The research group in materials science focuses on in-situ structural characterization and multi-scale modelling to study and predict material properties. Applications range from investigating catalytic properties of thin films to modelling phase transformation in structural materials.
The main focus is on multi-scale modelling materials’ behaviour when subjected to specific environmental conditions in tandem with thermal and/or mechanical loading to predict the mechanical properties. Through such efforts, we aim to elucidate the underlying mechanisms behind material degradation and enable reliable life-time predictions for materials subjected to harsh conditions. We study mainly metallic materials, hydrides and oxides, but also polymer-based composites materials. Examples of on-going projects include ab initio-based fracture toughness modelling of hydrides; hydride precipitation using phase-field modelling; and precipitate strengthening using mean-field continuum approaches.

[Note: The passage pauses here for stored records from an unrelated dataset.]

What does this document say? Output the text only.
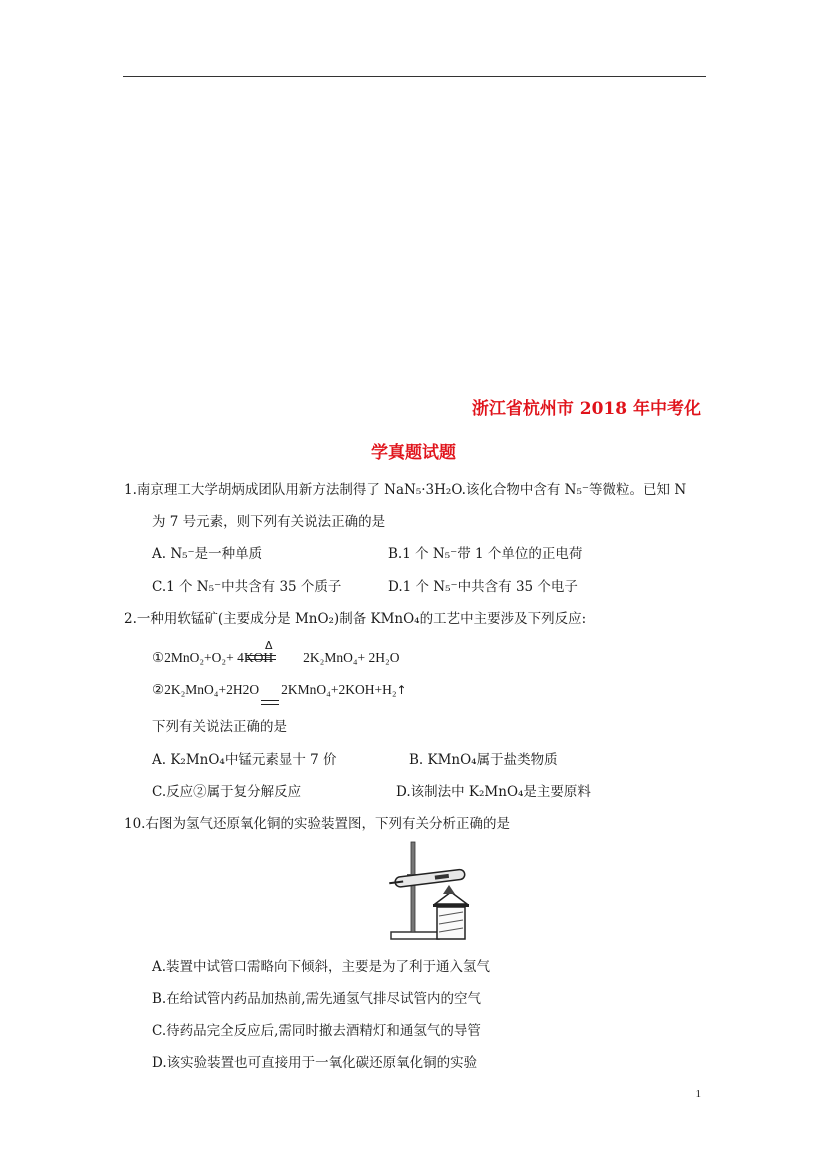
浙江省杭州市 2018 年中考化
学真题试题
1.南京理工大学胡炳成团队用新方法制得了 NaN₅·3H₂O.该化合物中含有 N₅⁻等微粒。已知 N
为 7 号元素，则下列有关说法正确的是
A. N₅⁻是一种单质	B.1 个 N₅⁻带 1 个单位的正电荷
C.1 个 N₅⁻中共含有 35 个质子	D.1 个 N₅⁻中共含有 35 个电子
2.一种用软锰矿(主要成分是 MnO₂)制备 KMnO₄的工艺中主要涉及下列反应:
Δ
①2MnO₂+O₂+ 4KOH 2K₂MnO₄+ 2H₂O
②2K₂MnO₄+2H2O 2KMnO₄+2KOH+H₂↑
下列有关说法正确的是
A. K₂MnO₄中锰元素显十 7 价	B. KMnO₄属于盐类物质
C.反应②属于复分解反应	D.该制法中 K₂MnO₄是主要原料
10.右图为氢气还原氧化铜的实验装置图，下列有关分析正确的是
A.装置中试管口需略向下倾斜，主要是为了利于通入氢气
B.在给试管内药品加热前,需先通氢气排尽试管内的空气
C.待药品完全反应后,需同时撤去酒精灯和通氢气的导管
D.该实验装置也可直接用于一氧化碳还原氧化铜的实验
1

In-situ materials characterisation
Experimental work focuses on the characterisation of the material structure during exposure to conditions under which the materials operate or are treated or fabricated to understand the relationships between material structure and properties. The experiments make extensive use of international research facilities, especially synchrotron X-ray sources. Recent experimental activities include in-situ studies of precipitate formation in nickel-based alloys by high energy X-ray diffraction (XRD) at DESY, in-situ studies of hydride formation in zirconium using XRD at ESRF, and in-situ surface studies of catalytically active platinum-tin alloys by X-ray photoelectron spectroscopy at MAX IV.